様々な格差がある。今作は、その格差の中でも身分格差を描いていた。
「貴族」と言っても、一筋縄にゃいかない。

主人公・華子は開業医の二代目。東京育ちのボンボン。めちゃくちゃ金持ちだけど、思ったより家は庶民的。台所でジャムを頬張る姿が物語る。
主人公の結婚相手になる弁護士・幸一郎は、由緒正しき家の生まれで、実家は貿易を営んでいる。親は政治家、彼も結婚相手も政治家になるんだろう。実家はお屋敷、半端なくデカイ。みるからに華子より金持ちだ。
そして地方出身者の美紀。東京に憧れて、必死に勉強して東京の大学に入学するも途中退学してしまう。

この三層の人々で物語が進んでいく。
淡々と続く話は、起伏がなく、ある意味リアルだった。
劇的な変化がなく、続いていく日常。
壁を壊して、爽快な話にすることもできただろう。
でも、そうしなかったのはある意味、大人だと思った。


オレは「東京」を知らない。「東京」を知った状態で、映画『あのこは貴族』を観たらどう感じただろうか。
いや。本当の貴族を観たことがあったら、本当の格差をまざまざと見せつけられたら、本当の格差を実感したらどう思っただろうか。
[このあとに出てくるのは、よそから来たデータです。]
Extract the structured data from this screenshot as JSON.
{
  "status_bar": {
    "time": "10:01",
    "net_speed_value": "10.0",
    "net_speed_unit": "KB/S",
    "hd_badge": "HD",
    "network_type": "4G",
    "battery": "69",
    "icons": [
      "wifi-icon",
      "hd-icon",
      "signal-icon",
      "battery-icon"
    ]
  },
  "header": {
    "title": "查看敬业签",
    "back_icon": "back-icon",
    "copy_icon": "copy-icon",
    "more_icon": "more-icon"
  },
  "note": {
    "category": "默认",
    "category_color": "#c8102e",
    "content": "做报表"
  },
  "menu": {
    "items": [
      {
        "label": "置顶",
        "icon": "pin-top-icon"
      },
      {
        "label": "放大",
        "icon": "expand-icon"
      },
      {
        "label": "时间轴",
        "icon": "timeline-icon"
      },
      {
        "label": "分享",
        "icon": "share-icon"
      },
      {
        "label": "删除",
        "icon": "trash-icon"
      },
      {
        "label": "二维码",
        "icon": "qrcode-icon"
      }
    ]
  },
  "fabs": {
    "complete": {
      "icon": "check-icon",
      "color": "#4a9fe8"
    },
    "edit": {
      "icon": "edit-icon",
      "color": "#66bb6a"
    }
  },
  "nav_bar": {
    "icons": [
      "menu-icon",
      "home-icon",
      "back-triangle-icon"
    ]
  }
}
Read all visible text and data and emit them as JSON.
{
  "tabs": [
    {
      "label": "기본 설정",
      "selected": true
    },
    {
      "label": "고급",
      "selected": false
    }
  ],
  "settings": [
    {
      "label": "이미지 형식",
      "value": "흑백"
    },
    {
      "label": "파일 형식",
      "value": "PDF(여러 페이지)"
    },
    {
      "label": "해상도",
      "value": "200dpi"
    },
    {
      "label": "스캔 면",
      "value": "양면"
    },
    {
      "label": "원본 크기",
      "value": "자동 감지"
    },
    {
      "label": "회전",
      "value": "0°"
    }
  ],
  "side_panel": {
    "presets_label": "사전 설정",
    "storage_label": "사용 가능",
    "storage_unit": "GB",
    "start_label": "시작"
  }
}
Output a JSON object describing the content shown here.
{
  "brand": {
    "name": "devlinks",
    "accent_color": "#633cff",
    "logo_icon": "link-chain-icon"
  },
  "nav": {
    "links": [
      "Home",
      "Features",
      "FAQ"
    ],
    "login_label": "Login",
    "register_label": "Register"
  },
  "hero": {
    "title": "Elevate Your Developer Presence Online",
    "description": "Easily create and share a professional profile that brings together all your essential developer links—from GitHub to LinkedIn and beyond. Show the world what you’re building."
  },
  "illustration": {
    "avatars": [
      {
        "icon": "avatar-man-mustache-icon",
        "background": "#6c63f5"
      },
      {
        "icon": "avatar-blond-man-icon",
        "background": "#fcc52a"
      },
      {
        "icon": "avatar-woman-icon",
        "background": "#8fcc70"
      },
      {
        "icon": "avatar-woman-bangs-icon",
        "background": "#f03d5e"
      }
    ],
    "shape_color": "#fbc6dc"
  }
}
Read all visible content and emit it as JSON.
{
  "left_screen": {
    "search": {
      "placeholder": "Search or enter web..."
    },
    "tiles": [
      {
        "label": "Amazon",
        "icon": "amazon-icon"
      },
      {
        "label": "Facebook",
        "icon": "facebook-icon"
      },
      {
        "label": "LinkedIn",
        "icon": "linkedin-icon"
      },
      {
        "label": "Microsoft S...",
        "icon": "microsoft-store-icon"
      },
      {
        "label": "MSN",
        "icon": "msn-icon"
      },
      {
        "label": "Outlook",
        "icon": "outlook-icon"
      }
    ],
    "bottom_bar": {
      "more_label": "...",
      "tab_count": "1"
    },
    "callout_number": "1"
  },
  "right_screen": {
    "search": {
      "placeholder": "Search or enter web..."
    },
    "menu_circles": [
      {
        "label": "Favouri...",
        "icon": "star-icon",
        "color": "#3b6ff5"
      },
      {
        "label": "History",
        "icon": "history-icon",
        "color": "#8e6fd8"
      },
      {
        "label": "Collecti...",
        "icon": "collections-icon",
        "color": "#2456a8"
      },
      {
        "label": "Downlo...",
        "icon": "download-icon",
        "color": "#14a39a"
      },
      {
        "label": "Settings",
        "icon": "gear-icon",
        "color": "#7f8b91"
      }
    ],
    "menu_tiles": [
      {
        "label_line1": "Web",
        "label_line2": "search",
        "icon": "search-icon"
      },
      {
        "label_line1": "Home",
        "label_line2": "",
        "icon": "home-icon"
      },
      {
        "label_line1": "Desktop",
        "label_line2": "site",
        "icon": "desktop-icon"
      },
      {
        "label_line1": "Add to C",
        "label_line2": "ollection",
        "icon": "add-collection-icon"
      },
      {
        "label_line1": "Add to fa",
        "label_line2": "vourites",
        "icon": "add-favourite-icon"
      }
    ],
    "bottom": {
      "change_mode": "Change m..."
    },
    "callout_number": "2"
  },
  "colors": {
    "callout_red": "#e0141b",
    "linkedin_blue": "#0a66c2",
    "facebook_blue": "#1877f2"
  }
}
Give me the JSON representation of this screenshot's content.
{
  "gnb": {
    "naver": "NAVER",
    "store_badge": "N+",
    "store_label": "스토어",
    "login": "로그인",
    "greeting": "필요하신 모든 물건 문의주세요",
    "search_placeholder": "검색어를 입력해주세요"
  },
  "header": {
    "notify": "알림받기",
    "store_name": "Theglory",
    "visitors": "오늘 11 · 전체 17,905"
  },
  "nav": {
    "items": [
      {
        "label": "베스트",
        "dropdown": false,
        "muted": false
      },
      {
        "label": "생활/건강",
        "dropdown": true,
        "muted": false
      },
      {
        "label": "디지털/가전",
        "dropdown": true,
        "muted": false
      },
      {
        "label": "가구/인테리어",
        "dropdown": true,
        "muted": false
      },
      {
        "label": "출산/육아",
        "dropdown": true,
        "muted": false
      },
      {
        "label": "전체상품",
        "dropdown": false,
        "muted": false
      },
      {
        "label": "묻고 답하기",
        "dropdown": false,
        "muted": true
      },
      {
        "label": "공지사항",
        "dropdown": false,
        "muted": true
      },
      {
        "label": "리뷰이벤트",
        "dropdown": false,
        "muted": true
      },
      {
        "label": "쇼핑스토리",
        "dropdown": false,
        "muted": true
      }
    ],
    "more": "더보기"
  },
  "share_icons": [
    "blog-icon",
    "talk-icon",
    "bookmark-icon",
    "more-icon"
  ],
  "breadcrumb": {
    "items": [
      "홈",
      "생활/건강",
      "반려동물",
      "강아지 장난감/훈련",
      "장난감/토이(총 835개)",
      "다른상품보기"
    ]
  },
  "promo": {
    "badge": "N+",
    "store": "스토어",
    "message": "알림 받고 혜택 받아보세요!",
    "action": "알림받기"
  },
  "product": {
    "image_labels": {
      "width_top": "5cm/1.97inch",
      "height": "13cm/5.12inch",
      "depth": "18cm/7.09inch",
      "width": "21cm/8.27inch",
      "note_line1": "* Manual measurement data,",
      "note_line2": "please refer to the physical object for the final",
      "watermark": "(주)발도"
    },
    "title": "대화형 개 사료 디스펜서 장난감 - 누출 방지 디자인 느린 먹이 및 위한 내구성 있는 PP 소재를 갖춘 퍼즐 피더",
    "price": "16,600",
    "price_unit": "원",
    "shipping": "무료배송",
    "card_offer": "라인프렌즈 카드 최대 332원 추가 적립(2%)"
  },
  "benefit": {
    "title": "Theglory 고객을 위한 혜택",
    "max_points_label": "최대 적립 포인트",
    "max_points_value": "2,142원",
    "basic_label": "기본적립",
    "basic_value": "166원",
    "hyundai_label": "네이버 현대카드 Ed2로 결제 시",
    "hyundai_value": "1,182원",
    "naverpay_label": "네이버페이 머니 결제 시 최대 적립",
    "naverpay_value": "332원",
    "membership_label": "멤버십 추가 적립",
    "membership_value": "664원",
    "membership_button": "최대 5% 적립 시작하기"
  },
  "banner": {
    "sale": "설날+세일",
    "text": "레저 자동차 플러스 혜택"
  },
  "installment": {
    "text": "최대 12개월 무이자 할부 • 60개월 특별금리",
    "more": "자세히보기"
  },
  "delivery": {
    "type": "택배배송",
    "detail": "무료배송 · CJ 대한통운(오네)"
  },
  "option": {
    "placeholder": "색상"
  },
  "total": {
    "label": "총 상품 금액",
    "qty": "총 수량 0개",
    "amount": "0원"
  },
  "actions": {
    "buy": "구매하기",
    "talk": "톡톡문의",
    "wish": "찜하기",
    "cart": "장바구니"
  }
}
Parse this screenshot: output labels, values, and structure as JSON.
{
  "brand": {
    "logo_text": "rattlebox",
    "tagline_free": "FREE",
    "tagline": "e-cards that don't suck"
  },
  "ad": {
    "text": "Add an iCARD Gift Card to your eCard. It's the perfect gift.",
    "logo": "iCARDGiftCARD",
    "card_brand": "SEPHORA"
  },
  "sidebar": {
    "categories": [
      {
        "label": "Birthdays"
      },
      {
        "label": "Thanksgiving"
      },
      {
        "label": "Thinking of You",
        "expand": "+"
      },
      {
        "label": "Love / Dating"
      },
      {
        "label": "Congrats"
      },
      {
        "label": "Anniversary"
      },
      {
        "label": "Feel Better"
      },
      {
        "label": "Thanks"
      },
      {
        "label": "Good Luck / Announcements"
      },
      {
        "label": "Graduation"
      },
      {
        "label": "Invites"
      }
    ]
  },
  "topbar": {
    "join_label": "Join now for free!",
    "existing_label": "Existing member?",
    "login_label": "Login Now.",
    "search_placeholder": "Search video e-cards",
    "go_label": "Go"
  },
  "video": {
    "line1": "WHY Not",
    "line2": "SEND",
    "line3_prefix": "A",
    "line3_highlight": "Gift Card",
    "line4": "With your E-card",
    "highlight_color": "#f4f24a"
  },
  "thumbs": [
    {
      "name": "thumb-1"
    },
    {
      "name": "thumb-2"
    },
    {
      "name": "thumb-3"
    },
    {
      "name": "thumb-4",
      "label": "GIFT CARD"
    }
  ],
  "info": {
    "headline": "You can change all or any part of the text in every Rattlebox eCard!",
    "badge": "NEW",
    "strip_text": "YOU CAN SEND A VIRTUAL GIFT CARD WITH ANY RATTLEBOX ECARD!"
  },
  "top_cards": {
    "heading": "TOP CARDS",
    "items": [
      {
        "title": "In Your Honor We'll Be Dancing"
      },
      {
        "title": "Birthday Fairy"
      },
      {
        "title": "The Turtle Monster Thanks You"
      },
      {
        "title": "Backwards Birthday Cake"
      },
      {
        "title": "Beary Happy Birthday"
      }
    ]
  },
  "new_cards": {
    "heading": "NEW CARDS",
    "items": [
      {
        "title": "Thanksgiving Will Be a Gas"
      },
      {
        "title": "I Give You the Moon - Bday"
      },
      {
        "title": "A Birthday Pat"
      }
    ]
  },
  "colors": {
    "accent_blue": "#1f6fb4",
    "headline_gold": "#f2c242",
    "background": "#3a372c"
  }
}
オレは札幌で生まれて、大学は室蘭に行った。東京は遊びに行くくらい。
中高の友人で、東京の大学に行ったやつは結構いる。
オレは「東京に行きたかったか?」と聞かれると、今は「行きたかった」と答えるだろう。正直、後悔している。
でも、あのころのオレに聞くと「行きたくない」と答えただろう。あのころのオレは今振り返ると色々なものに縛られていた。

母の姉にあたる叔母は、東京の方と結婚して、東京に引っ越した。東京に行き、様々なものを見てきた人だ。
子供の頃からの夢は「富士山が見える家に住むこと」で、今はめちゃくちゃ晴れた日にかろうじて遠くに映る富士山が見える家に住んでいる。夢は叶ったかなと、はにかみながら話してくれた。

オレが高校を卒業して、大学に行かずに浪人生と称してブラブラすることが決まったとき。
叔母さんが「1年間、こっち(東京)に来て、勉強してみないかい?」と声をかけてくれた。
母親は、その叔母とオレが仲良くしているのを快く思ってなかった。(まあ母と叔母は昔から仲良くなかったんだけど)
あの一言はとても嬉しかった。行きたいなと思った。しかし、母親が嫌な顔をし、父親も病気してる中で、実家を離れて叔母の元で勉強ずくめの日々を送る勇気はなかった。
あのとき、叔母さんはオレに東京を見せたかったんだ。
あのとき、東京を見てたら何かが変わっただろうか。

母親は、実の姉との格差を感じてたんだと思う。
そして、あっちに行こうとしたオレを引き止めたかったんだ。
叔母は、東京で様々な格差を感じてたんだと思う。
そして、こっちにオレを来させたかったんだ。

そう考えると、叔母も相当な苦労しているはずだ。
田舎の自転車屋の娘が、東京に出て一流企業の役員の奥さんだ。
相当な苦労だと思う。

映画を一本観て、ひさびさに叔母さんと話したいなと思った。